Phytoestrogens are plant nutrients that have some similarity to the natural female hormone, estrogen. Lignans therefore may have pro-estrogenic and/ or anti-estrogenic effects in the body. They are thus at the centre of the debate as to whether or not it is safe for women with breast cancer to eat flaxseeds.
Phytoestrogens are found in many foods, including soy, flaxseeds, whole grains, other nuts and seeds and some vegetables and fruits. Most of the research on flaxseed and breast cancer has focused on the lignans in flaxseed and their potential for weak estrogenic or anti-estrogenic effects in a woman’s body.
Since phytoestrogens are somewhat similar to human estrogen, some health experts have hypothesized that they may act like human estrogen in the body. This has therefore raised concerns about their safety for people with hormone linked cancers such as prostate cancer, endometrial cancer or ER+ breast cancer.
Lignans certainly can change estrogen metabolism. In postmenopausal women, they can actually cause the body to produce less active forms of estrogen. This potentially reduces breast cancer risk. There is also evidence that adding ground flaxseeds to ones diet decreases cell growth in breast tissue, the type of change that would likely decrease breast cancer risk.

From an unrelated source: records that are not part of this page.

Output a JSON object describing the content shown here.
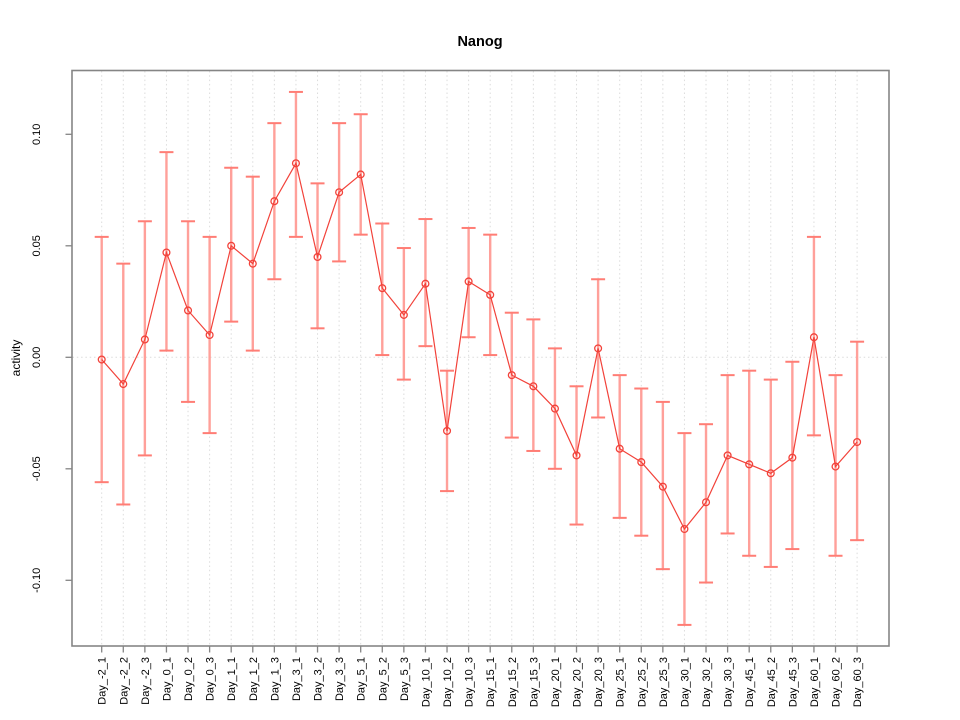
{
  "window": {
    "background": "#ffffff"
  },
  "chart_data": {
    "type": "line",
    "title": "Nanog",
    "xlabel": "",
    "ylabel": "activity",
    "legend": "none",
    "grid": "dotted vertical gridline at each category; dotted horizontal line at y=0",
    "marker": "open-circle",
    "error_bars": true,
    "categories": [
      "Day_-2_1",
      "Day_-2_2",
      "Day_-2_3",
      "Day_0_1",
      "Day_0_2",
      "Day_0_3",
      "Day_1_1",
      "Day_1_2",
      "Day_1_3",
      "Day_3_1",
      "Day_3_2",
      "Day_3_3",
      "Day_5_1",
      "Day_5_2",
      "Day_5_3",
      "Day_10_1",
      "Day_10_2",
      "Day_10_3",
      "Day_15_1",
      "Day_15_2",
      "Day_15_3",
      "Day_20_1",
      "Day_20_2",
      "Day_20_3",
      "Day_25_1",
      "Day_25_2",
      "Day_25_3",
      "Day_30_1",
      "Day_30_2",
      "Day_30_3",
      "Day_45_1",
      "Day_45_2",
      "Day_45_3",
      "Day_60_1",
      "Day_60_2",
      "Day_60_3"
    ],
    "series": [
      {
        "name": "activity",
        "values": [
          -0.001,
          -0.012,
          0.008,
          0.047,
          0.021,
          0.01,
          0.05,
          0.042,
          0.07,
          0.087,
          0.045,
          0.074,
          0.082,
          0.031,
          0.019,
          0.033,
          -0.033,
          0.034,
          0.028,
          -0.008,
          -0.013,
          -0.023,
          -0.044,
          0.004,
          -0.041,
          -0.047,
          -0.058,
          -0.077,
          -0.065,
          -0.044,
          -0.048,
          -0.052,
          -0.045,
          0.009,
          -0.049,
          -0.038
        ],
        "error_high": [
          0.054,
          0.042,
          0.061,
          0.092,
          0.061,
          0.054,
          0.085,
          0.081,
          0.105,
          0.119,
          0.078,
          0.105,
          0.109,
          0.06,
          0.049,
          0.062,
          -0.006,
          0.058,
          0.055,
          0.02,
          0.017,
          0.004,
          -0.013,
          0.035,
          -0.008,
          -0.014,
          -0.02,
          -0.034,
          -0.03,
          -0.008,
          -0.006,
          -0.01,
          -0.002,
          0.054,
          -0.008,
          0.007
        ],
        "error_low": [
          -0.056,
          -0.066,
          -0.044,
          0.003,
          -0.02,
          -0.034,
          0.016,
          0.003,
          0.035,
          0.054,
          0.013,
          0.043,
          0.055,
          0.001,
          -0.01,
          0.005,
          -0.06,
          0.009,
          0.001,
          -0.036,
          -0.042,
          -0.05,
          -0.075,
          -0.027,
          -0.072,
          -0.08,
          -0.095,
          -0.12,
          -0.101,
          -0.079,
          -0.089,
          -0.094,
          -0.086,
          -0.035,
          -0.089,
          -0.082
        ]
      }
    ],
    "yticks": {
      "labels": [
        "0.10",
        "0.05",
        "0.00",
        "-0.05",
        "-0.10"
      ],
      "values": [
        0.1,
        0.05,
        0.0,
        -0.05,
        -0.1
      ]
    },
    "ylim": [
      -0.13,
      0.129
    ],
    "colors": {
      "series_line": "#f2423a",
      "marker": "#f2423a",
      "error_bar": "#ffa09a",
      "error_cap": "#ff7d75",
      "gridline": "#dcdcdc",
      "axis": "#858585",
      "text": "#000000",
      "background": "#ffffff"
    }
  }
}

All cells are able to undergo a process of programmed cell death, or apoptosis. Through this mechanism, the body prevents damaged cells from reproducing and eventually developing into cancerous cells. Researchers have shown that flaxseed sprouts can increase apoptosis and some studies have found that two specific phytoestrogens found in lignans, may help suppress breast tumour growth.

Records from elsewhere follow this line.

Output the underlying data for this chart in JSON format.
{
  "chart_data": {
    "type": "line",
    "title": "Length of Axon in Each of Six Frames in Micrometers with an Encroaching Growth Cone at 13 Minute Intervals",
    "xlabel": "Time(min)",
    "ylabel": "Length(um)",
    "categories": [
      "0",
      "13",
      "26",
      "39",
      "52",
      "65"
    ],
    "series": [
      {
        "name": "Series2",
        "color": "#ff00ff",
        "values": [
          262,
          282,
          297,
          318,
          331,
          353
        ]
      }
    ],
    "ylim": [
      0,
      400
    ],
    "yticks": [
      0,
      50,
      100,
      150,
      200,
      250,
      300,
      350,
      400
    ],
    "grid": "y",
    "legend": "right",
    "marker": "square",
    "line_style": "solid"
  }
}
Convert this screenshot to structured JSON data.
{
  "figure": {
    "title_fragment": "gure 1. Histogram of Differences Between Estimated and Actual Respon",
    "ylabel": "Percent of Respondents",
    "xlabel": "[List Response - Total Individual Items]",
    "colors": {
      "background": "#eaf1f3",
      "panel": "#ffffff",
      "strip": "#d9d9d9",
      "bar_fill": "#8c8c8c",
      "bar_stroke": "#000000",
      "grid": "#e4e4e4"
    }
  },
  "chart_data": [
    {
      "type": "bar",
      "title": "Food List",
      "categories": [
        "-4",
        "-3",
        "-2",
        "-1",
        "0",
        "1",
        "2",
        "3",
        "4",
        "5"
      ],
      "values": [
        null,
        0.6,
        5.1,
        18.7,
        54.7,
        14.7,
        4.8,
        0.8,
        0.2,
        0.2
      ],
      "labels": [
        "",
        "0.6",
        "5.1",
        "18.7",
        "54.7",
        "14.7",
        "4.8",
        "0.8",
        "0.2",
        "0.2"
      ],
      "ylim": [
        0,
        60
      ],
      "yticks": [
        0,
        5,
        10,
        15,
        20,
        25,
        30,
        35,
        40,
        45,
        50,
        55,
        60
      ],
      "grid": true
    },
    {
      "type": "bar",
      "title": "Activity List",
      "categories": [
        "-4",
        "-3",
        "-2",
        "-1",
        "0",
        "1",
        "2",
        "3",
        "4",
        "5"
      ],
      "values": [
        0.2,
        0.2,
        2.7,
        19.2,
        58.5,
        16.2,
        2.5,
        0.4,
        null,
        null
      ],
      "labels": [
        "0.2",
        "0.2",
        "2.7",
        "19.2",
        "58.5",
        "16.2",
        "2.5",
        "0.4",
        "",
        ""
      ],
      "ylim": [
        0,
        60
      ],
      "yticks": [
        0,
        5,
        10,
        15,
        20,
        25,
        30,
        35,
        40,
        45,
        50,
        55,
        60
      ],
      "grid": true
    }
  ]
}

Some animal studies have shown that both flaxseed oil and lignans can reduce breast tumour growth and spread, even in estrogen receptor negative breast cancer. This suggests that flaxseeds may have anti-cancer benefits that are unrelated to any effect on estrogen or estrogen metabolism.
Tamoxifen is a breast cancer drug with which many people reading this column may be familiar. It is a selective estrogen receptor modulator, or SERM. It is often prescribed as part of the treatment for women with ER+ breast cancer. It binds with estrogen receptors thus preventing the woman’s own estrogen from binding with these receptors. This effectively blocks the growth of breast cancer cells that are driven by estrogen.

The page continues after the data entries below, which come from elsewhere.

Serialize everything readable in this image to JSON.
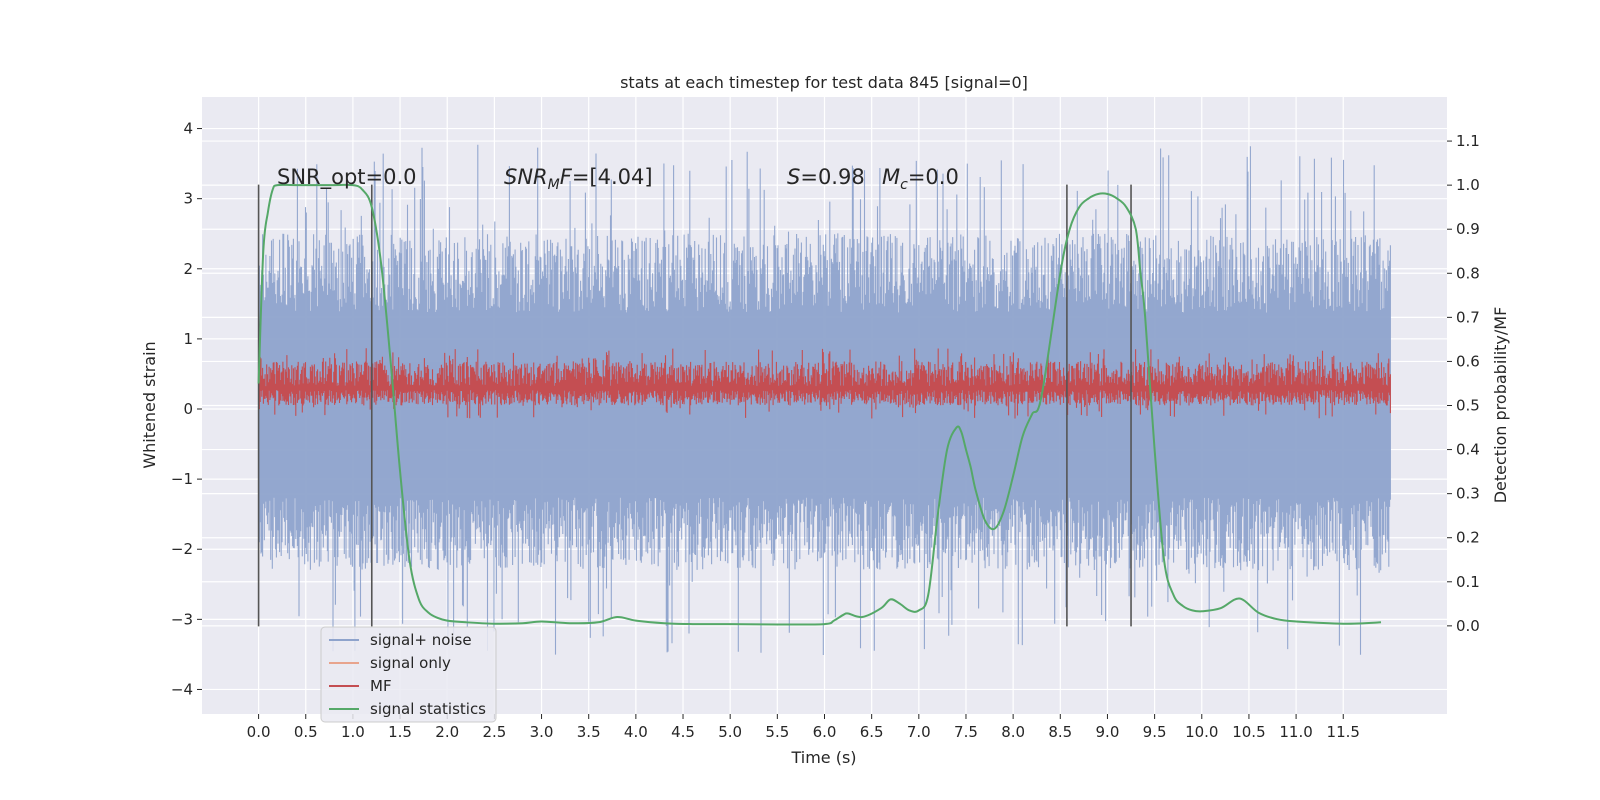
{
  "chart_data": {
    "type": "line",
    "title": "stats at each timestep for test data 845 [signal=0]",
    "xlabel": "Time (s)",
    "ylabel": "Whitened strain",
    "ylabel_right": "Detection probability/MF",
    "xlim": [
      -0.6,
      12.6
    ],
    "ylim": [
      -4.35,
      4.45
    ],
    "ylim_right": [
      -0.2,
      1.2
    ],
    "x_ticks": [
      "0.0",
      "0.5",
      "1.0",
      "1.5",
      "2.0",
      "2.5",
      "3.0",
      "3.5",
      "4.0",
      "4.5",
      "5.0",
      "5.5",
      "6.0",
      "6.5",
      "7.0",
      "7.5",
      "8.0",
      "8.5",
      "9.0",
      "9.5",
      "10.0",
      "10.5",
      "11.0",
      "11.5"
    ],
    "y_ticks": [
      "4",
      "3",
      "2",
      "1",
      "0",
      "−1",
      "−2",
      "−3",
      "−4"
    ],
    "y_ticks_right": [
      "1.1",
      "1.0",
      "0.9",
      "0.8",
      "0.7",
      "0.6",
      "0.5",
      "0.4",
      "0.3",
      "0.2",
      "0.1",
      "0.0"
    ],
    "annotations": {
      "snr_opt": "SNR_opt=0.0",
      "snr_mf_name": "SNR",
      "snr_mf_sub": "M",
      "snr_mf_tail": "F",
      "snr_mf_value": "=[4.04]",
      "s_symbol": "S",
      "s_value": "=0.98",
      "mc_symbol": "M",
      "mc_sub": "c",
      "mc_value": "=0.0"
    },
    "legend_position": "lower-left",
    "series": [
      {
        "name": "signal+ noise",
        "color": "#8ea3cc",
        "axis": "left",
        "kind": "noise",
        "x_range": [
          0.0,
          12.0
        ],
        "envelope_typical": [
          -2.3,
          2.5
        ],
        "extremes": [
          -3.85,
          4.1
        ]
      },
      {
        "name": "signal only",
        "color": "#e8a48d",
        "axis": "left",
        "x": [],
        "y": []
      },
      {
        "name": "MF",
        "color": "#c44e52",
        "axis": "right",
        "kind": "noise",
        "x_range": [
          0.0,
          12.0
        ],
        "band": [
          0.5,
          0.6
        ],
        "extremes": [
          0.47,
          0.63
        ]
      },
      {
        "name": "signal statistics",
        "color": "#55a868",
        "axis": "right",
        "x": [
          0.0,
          0.05,
          0.1,
          0.15,
          0.2,
          0.4,
          0.8,
          1.0,
          1.1,
          1.2,
          1.3,
          1.4,
          1.5,
          1.6,
          1.7,
          1.8,
          1.9,
          2.0,
          2.2,
          2.5,
          2.8,
          3.0,
          3.3,
          3.6,
          3.8,
          4.0,
          4.3,
          4.6,
          5.0,
          5.5,
          6.0,
          6.1,
          6.2,
          6.25,
          6.4,
          6.6,
          6.7,
          6.8,
          6.9,
          7.0,
          7.1,
          7.2,
          7.3,
          7.4,
          7.45,
          7.5,
          7.55,
          7.6,
          7.7,
          7.8,
          7.9,
          8.0,
          8.1,
          8.2,
          8.3,
          8.5,
          8.6,
          8.7,
          8.8,
          8.9,
          9.0,
          9.1,
          9.2,
          9.3,
          9.35,
          9.4,
          9.5,
          9.6,
          9.7,
          9.8,
          9.9,
          10.0,
          10.2,
          10.4,
          10.6,
          10.8,
          11.0,
          11.5,
          11.9
        ],
        "y": [
          0.55,
          0.85,
          0.94,
          0.99,
          1.0,
          1.0,
          1.0,
          1.0,
          0.99,
          0.95,
          0.82,
          0.6,
          0.35,
          0.15,
          0.06,
          0.03,
          0.018,
          0.012,
          0.008,
          0.005,
          0.006,
          0.01,
          0.006,
          0.008,
          0.02,
          0.012,
          0.006,
          0.004,
          0.004,
          0.003,
          0.004,
          0.012,
          0.025,
          0.028,
          0.02,
          0.04,
          0.06,
          0.05,
          0.035,
          0.035,
          0.07,
          0.25,
          0.4,
          0.45,
          0.44,
          0.4,
          0.36,
          0.31,
          0.24,
          0.22,
          0.26,
          0.34,
          0.43,
          0.48,
          0.52,
          0.8,
          0.9,
          0.95,
          0.97,
          0.98,
          0.98,
          0.97,
          0.95,
          0.9,
          0.8,
          0.7,
          0.4,
          0.15,
          0.07,
          0.045,
          0.035,
          0.033,
          0.04,
          0.062,
          0.03,
          0.015,
          0.01,
          0.005,
          0.008
        ]
      }
    ],
    "vertical_markers_x": [
      0.0,
      1.2,
      8.57,
      9.25
    ]
  }
}
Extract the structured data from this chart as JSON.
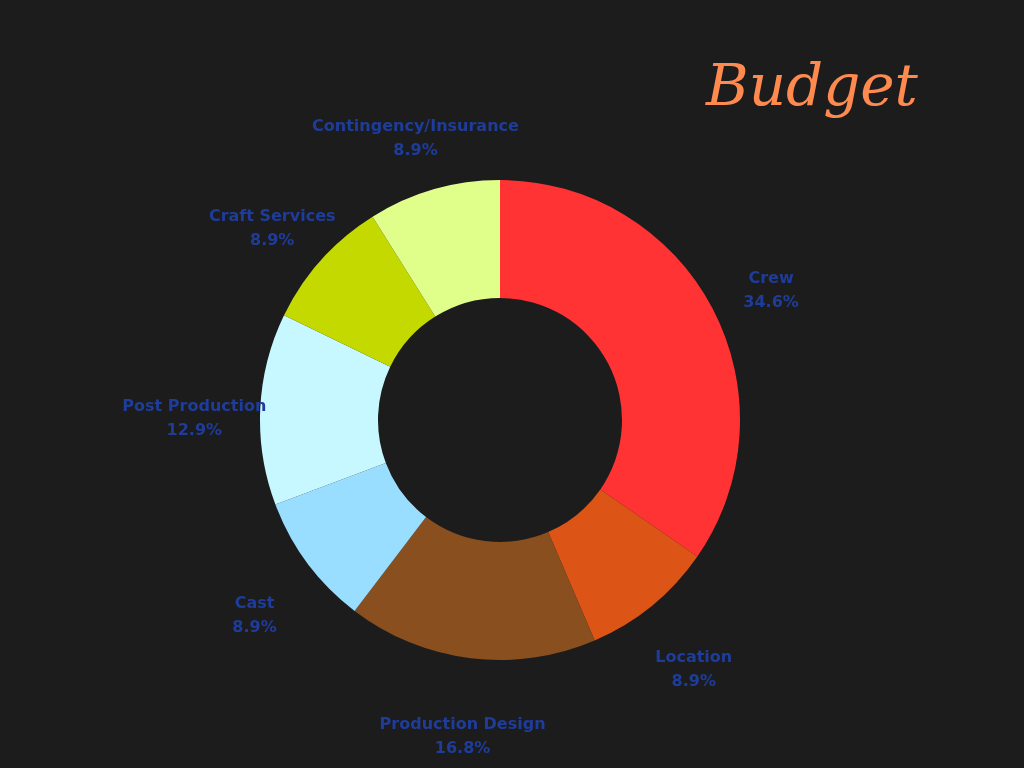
{
  "chart_data": {
    "type": "donut",
    "title": "Budget",
    "categories": [
      "Crew",
      "Location",
      "Production Design",
      "Cast",
      "Post Production",
      "Craft Services",
      "Contingency/Insurance"
    ],
    "values": [
      34.6,
      8.9,
      16.8,
      8.9,
      12.9,
      8.9,
      8.9
    ],
    "value_labels": [
      "34.6%",
      "8.9%",
      "16.8%",
      "8.9%",
      "12.9%",
      "8.9%",
      "8.9%"
    ],
    "colors": [
      "#ff3333",
      "#dc5516",
      "#8a4f1f",
      "#99ddff",
      "#c8f8ff",
      "#c4d900",
      "#e0ff8a"
    ]
  }
}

Adding flaxseeds to the diet seems to have promise for women with breast cancer. In women who have already been eating flaxseeds prior to their diagnosis, their tumours are often less aggressive. As with all my recommendations, intake should be through diet only, and not by supplementation. Only moderate amounts of ground flaxseeds should be eaten daily. Do not have more than two to three tablespoons per day. Remember there is no such thing as one cancer-defeating wonder food!